Charlie Anway Gives the Gift of Autumn

Tuesday, I truly became immersed in Autumn, thanks to one of our most famous and beloved Hainesites, Charlie Anway.

I’d driven Aly and my brother and sister-in-law to town for Aly’s weekly volunteer session at the Sheldon Museum. I had no particular errands in town until Michelle called to tell me that she’d heard a “listener personal” on the radio saying that locals were now welcome to pick apples from the Charlie Anway tree in the museum’s front yard. I headed right over.

This is the tree we’ve been gleaning windfalls from already. The remaining apples have ripened enough that they need to be harvested or lost.

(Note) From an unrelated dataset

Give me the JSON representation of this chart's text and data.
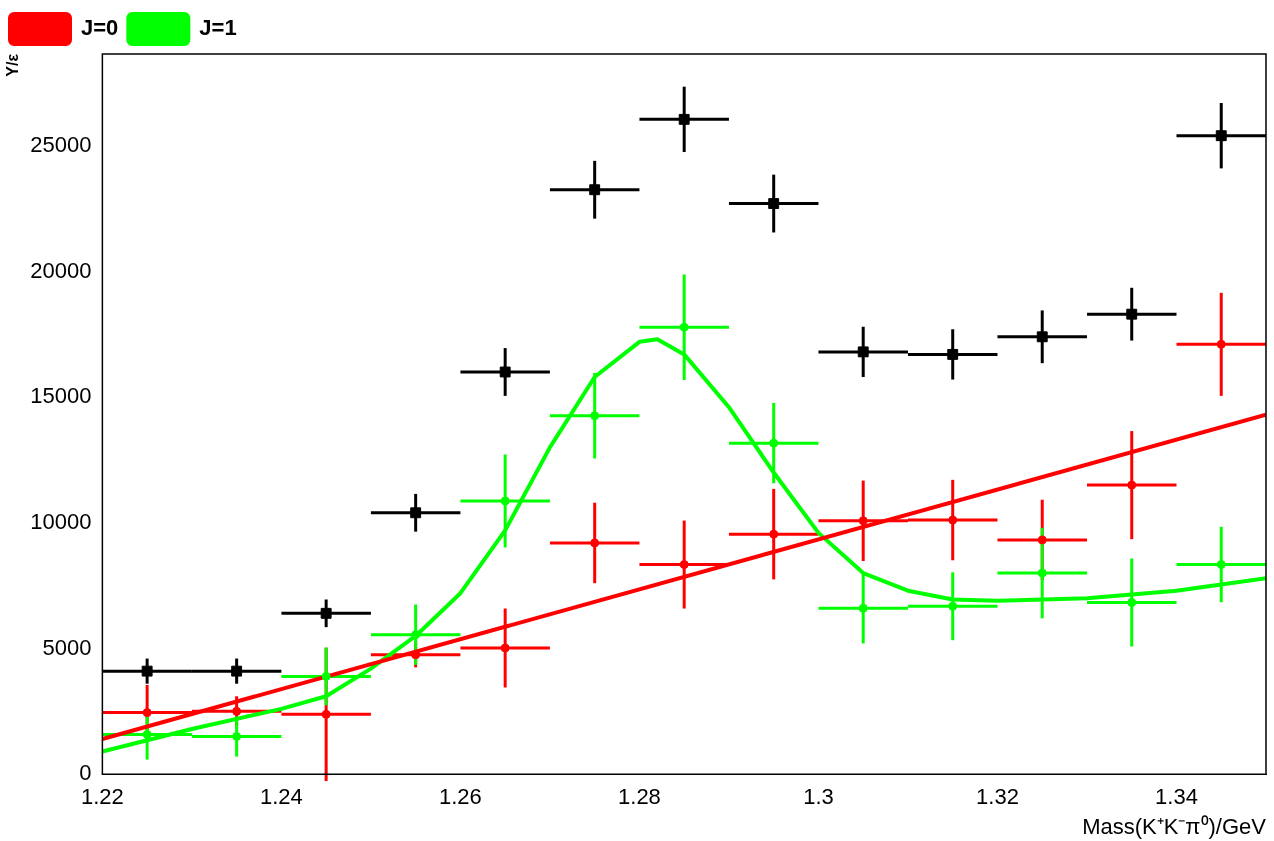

I borrowed the museum gear, an extension ladder and a picking pole—a long handle with a wire basket at the end, with hooks on one side of the rim. I loved this tool, which I’d never encountered before, but the apples were so ripe it made for exciting picking. For every apple I gathered, two or more would fall, usually pelting me on the way down.

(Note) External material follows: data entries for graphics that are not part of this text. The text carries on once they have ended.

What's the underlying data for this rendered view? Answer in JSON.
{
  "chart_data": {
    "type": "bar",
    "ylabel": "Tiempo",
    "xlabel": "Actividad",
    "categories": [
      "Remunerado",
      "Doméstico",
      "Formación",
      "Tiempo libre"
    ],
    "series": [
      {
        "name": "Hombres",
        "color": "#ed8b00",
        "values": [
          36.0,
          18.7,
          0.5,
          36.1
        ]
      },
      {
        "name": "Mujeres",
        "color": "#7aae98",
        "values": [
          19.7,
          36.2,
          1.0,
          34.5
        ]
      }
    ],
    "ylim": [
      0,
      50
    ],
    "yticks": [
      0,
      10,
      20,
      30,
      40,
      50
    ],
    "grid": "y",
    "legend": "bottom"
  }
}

Before long, as I worked, I’d gathered an audience of international tourists off the cruise ship. I answered their questions as well as I could, and encouraged them to sample the apples, either ones I picked for them, or the windfalls. I told them what I could about Anway, and urged them to go into the museum to learn more about him (okay, I was being a bit mercenary, trying to use apples to encourage museum patronage. So sue me). They took photos and video of me. One woman, from San Francisco, had never seen a yellow transparent apple before. She said she thought I was picking lemons, at first! Another woman told me she was visiting from Iran. I welcomed her heartily, and when she left, she said she hoped that I would come visit her country soon.

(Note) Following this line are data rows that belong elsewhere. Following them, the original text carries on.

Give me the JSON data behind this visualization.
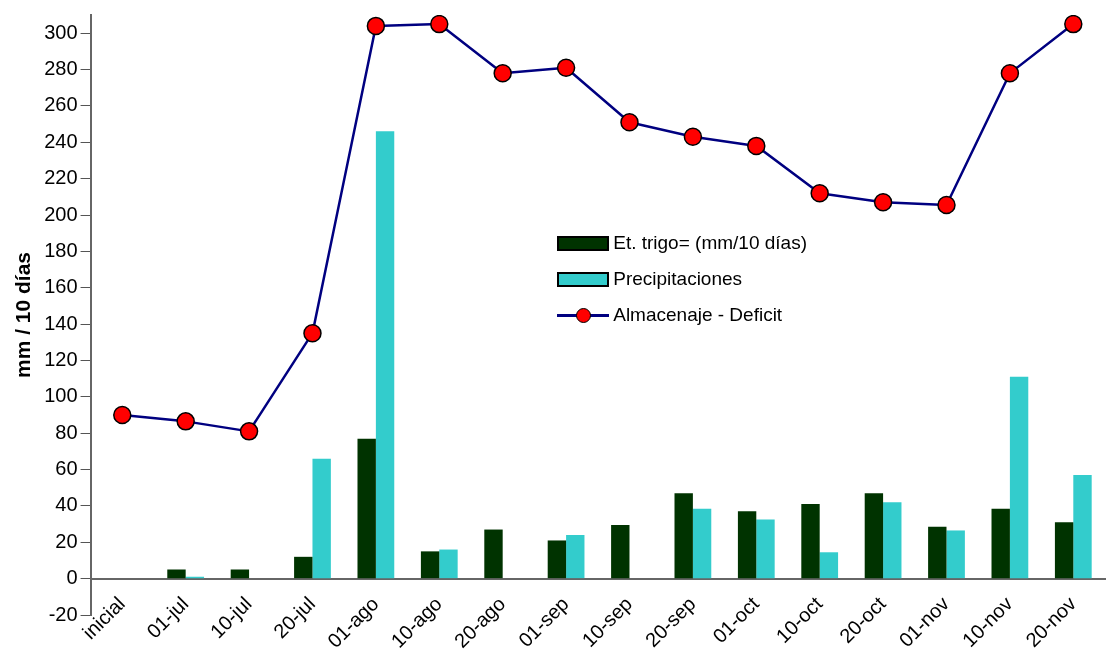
{
  "chart_data": {
    "type": "bar",
    "ylabel": "mm / 10 días",
    "categories": [
      "inicial",
      "01-jul",
      "10-jul",
      "20-jul",
      "01-ago",
      "10-ago",
      "20-ago",
      "01-sep",
      "10-sep",
      "20-sep",
      "01-oct",
      "10-oct",
      "20-oct",
      "01-nov",
      "10-nov",
      "20-nov"
    ],
    "series": [
      {
        "name": "Et. trigo= (mm/10 días)",
        "color": "#003300",
        "values": [
          null,
          5,
          5,
          12,
          77,
          15,
          27,
          21,
          29.5,
          47,
          37,
          41,
          47,
          28.5,
          38.5,
          31
        ]
      },
      {
        "name": "Precipitaciones",
        "color": "#33cccc",
        "values": [
          null,
          1,
          null,
          66,
          246,
          16,
          null,
          24,
          null,
          38.5,
          32.5,
          14.5,
          42,
          26.5,
          111,
          57
        ]
      },
      {
        "name": "Almacenaje - Deficit",
        "type": "line",
        "color": "#000080",
        "marker": "circle",
        "values": [
          90,
          86.5,
          81,
          135,
          304,
          305,
          278,
          281,
          251,
          243,
          238,
          212,
          207,
          205.5,
          278,
          305
        ]
      }
    ],
    "ylim": [
      -20,
      310
    ],
    "yticks": [
      -20,
      0,
      20,
      40,
      60,
      80,
      100,
      120,
      140,
      160,
      180,
      200,
      220,
      240,
      260,
      280,
      300
    ],
    "grid": false,
    "legend": "center"
  }
}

The best part about it, though, was smelling the sun warmed apples and working among the boughs of the apple tree. Although I was born in Alaska, my earliest memories come from our family’s time in Tieton, Washington, a tiny fruit growing community on the bluffs above the Yakima valley. The aroma of ripening apples in the sun-drenched autumns there is powerfully evocative for me. Standing on a ladder in Southeast Alaska, on a day much like those I remember so fondly, I felt transported to that time, and said a silent “thank you” to my benefactor, Charlie Anway.